NTTジャパンラグビー リーグワン2025-26
ディビジョン2 第8節
2026年3月14日(土)14:30 江東区夢の島競技場 (東京都)
清水建設江東ブルーシャークス vs 豊田自動織機シャトルズ愛知
清水建設江東ブルーシャークス(D2)
「次に大けがをしたら、もう僕は引退なんで。そのときに、誰かに負い目を感じさせたくないんですよ」
そう言って、立川直道は足に細かく張り巡らされたテーピングを外していた。前回の豊田自動織機シャトルズ愛知(以下、S愛知)とのビジターゲーム後のことだ。筋肉や関節を一つひとつカバーするテープの量と、その細かさに驚いて声を掛けると、「自ら巻いている」ことを教えてくれたのだ。そして、その理由にもまたこの男らしさがにじみ出ていた。
「極端な話ね、例えば自分がトレーナーで、選手の足のテーピングを巻いたとするじゃないですか。それで、その選手がその足をけがしてしまったら、『自分のせいなのかな』ってめっちゃ気にすると思うんですよ」。
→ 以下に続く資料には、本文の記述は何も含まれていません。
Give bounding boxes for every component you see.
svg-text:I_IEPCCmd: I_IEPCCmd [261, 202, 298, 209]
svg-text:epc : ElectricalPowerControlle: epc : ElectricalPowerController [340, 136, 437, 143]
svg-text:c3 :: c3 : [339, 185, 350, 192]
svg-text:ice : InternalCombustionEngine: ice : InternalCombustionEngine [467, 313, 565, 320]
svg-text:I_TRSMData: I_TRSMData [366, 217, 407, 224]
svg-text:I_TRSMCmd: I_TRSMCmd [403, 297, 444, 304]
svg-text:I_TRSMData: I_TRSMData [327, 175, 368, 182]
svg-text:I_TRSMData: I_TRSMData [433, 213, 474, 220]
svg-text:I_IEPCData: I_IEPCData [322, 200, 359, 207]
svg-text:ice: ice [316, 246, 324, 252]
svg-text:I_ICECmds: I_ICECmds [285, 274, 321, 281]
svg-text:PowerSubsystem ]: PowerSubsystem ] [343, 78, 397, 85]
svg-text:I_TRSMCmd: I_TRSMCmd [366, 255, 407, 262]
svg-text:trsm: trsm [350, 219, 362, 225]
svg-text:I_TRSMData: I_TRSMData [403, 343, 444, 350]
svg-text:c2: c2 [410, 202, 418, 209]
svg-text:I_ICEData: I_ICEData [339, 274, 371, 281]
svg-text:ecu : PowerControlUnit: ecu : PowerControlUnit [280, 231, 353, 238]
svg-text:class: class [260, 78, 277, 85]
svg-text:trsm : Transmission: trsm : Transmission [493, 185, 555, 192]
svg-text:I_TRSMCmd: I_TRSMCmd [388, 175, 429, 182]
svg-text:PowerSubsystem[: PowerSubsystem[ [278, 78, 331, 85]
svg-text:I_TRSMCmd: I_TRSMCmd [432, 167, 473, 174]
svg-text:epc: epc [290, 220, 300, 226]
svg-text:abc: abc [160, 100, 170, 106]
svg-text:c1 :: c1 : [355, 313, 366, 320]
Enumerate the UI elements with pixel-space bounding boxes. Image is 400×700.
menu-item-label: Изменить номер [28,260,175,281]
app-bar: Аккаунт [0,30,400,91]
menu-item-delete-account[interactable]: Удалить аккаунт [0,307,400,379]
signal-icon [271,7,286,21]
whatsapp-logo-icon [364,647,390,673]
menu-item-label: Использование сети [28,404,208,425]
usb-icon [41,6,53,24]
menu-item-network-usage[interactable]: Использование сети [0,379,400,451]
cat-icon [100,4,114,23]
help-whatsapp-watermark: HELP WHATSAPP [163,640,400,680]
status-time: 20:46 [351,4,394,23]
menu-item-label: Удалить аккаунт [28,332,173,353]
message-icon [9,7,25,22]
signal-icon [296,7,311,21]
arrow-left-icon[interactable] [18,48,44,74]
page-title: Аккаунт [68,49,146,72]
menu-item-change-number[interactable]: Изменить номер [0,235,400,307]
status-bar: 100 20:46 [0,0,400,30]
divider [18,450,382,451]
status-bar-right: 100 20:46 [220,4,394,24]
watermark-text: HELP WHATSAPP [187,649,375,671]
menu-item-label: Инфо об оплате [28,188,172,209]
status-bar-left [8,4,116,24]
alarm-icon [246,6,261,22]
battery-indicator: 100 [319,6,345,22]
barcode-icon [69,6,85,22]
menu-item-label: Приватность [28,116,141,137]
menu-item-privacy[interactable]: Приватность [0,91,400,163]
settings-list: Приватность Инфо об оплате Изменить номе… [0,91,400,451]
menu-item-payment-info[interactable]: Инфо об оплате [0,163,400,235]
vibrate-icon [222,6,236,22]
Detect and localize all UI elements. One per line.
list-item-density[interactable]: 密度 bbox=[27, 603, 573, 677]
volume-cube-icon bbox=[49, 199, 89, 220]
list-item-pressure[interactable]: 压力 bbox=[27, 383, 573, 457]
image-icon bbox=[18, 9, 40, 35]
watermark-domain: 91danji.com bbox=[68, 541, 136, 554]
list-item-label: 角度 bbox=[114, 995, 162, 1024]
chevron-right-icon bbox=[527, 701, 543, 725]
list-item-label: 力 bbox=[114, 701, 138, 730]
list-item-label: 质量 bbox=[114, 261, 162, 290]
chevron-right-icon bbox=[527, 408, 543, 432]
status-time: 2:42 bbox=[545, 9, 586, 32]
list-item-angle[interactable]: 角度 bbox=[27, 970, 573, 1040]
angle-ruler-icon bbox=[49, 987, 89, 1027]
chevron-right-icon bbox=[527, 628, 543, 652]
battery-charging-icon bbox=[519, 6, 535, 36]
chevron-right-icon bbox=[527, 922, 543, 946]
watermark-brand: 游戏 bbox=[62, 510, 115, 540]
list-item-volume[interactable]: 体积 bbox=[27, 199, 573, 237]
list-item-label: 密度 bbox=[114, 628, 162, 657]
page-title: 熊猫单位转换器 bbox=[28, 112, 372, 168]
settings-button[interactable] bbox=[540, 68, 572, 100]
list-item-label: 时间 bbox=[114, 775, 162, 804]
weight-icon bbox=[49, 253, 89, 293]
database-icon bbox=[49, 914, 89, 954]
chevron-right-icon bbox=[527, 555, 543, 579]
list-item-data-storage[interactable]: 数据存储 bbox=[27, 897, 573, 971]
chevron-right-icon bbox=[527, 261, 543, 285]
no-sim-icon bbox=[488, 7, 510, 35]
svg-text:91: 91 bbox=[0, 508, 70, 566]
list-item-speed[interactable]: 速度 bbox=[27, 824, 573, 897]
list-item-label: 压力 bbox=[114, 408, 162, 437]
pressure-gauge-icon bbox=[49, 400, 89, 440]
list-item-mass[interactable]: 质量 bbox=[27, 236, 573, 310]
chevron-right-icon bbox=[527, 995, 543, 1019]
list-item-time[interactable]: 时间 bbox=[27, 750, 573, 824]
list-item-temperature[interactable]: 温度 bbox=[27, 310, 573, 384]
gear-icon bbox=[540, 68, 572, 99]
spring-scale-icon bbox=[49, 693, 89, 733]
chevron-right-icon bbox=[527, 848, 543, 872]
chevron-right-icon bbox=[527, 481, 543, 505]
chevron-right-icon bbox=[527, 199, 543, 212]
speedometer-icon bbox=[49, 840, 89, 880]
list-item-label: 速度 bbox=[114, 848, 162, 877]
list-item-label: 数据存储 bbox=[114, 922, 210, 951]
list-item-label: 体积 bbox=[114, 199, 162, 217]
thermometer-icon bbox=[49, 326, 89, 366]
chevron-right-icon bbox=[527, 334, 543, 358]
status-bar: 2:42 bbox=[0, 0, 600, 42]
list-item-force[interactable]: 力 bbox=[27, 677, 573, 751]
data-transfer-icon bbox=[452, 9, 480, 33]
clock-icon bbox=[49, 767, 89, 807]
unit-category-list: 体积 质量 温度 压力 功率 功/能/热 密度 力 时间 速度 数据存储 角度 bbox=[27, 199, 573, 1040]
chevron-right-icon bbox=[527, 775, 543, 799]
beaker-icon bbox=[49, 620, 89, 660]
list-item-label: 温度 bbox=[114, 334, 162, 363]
だから立川は、自分で巻くことにした。「自分が引退するときに、そういう気持ちを誰にも感じさせたくないんです」。
2018年、立川は当時所属していたクボタスピアーズ(現・クボタスピアーズ船橋・東京ベイ)でラグビーキャリア最大の大けがを負った。シーズン開幕直前の大切な時期でもあった。「めちゃくちゃ人のせいにしたんですよね」。OKを出したドクターの診断と、不安を感じていた自分の感覚。その食い違いを抱えたまま出場し、結果としてけがを負った。しかし、その後、「ダサいと思って」立川は考え方を変え、今度は自分に矢印を向けてラグビーを続けるための努力をした。いまでは、「もちろんドクターは信頼していますけど、結局自分の体は自分の体だし、自分で責任を取るというところを意識しています」。そこから復帰の過程で学んだケアやテーピングの方法が、37歳のいまも現役を続けるための軸になっている。
昨季はほとんどの試合に出場し、チームを支えてきた立川。だが今季はここまで4試合の出場にとどまっている。それでも、本人はいつもと同じ顔だ。「実際こうやって休んでも、昨季だったらチームに対してすごく不安な気持ちがあったんですよ。(田森)海音が出るとか、ヤス(山本泰之)が出るとか、チームを案ずるところはあったんです。でもいまは、全然僕が出なくても彼らがしっかり、なんなら僕以上に仕事してくれているんで頼もしいですね」。若手の台頭により、自分自身のコンディションとプレーに、より集中できるようになった。
次のS愛知戦では久しぶりにリザーブメンバーとしての起用が見込まれている。
「後半最後の20分のセットピースというのは、チームとして重視しているところだと思う。この前のNECグリーンロケッツ東葛戦もそうなんですけど、ラスト20分ぐらいでラインアウトが乱れたり、スクラムが押されたりしたんです。そういう細かい部分を消したくて、僕は後半に使われるんじゃないかと思っています」
コーチや監督から、試合前後でフィードバックを受けることが少なくなった。「何か一言くらい欲しい」と冗談めかしてボヤくベテランだが、その実、しっかりと起用の意図を理解している。若手が育ち、頼もしくなった今季だが、まだまだベテランの経験は欠かせない。
「次に大けがをしたら、もう僕は引退なんで」。そう覚悟しながらも、何度でもけがを治し、ラグビーとともに道を歩む姿が見える気がする。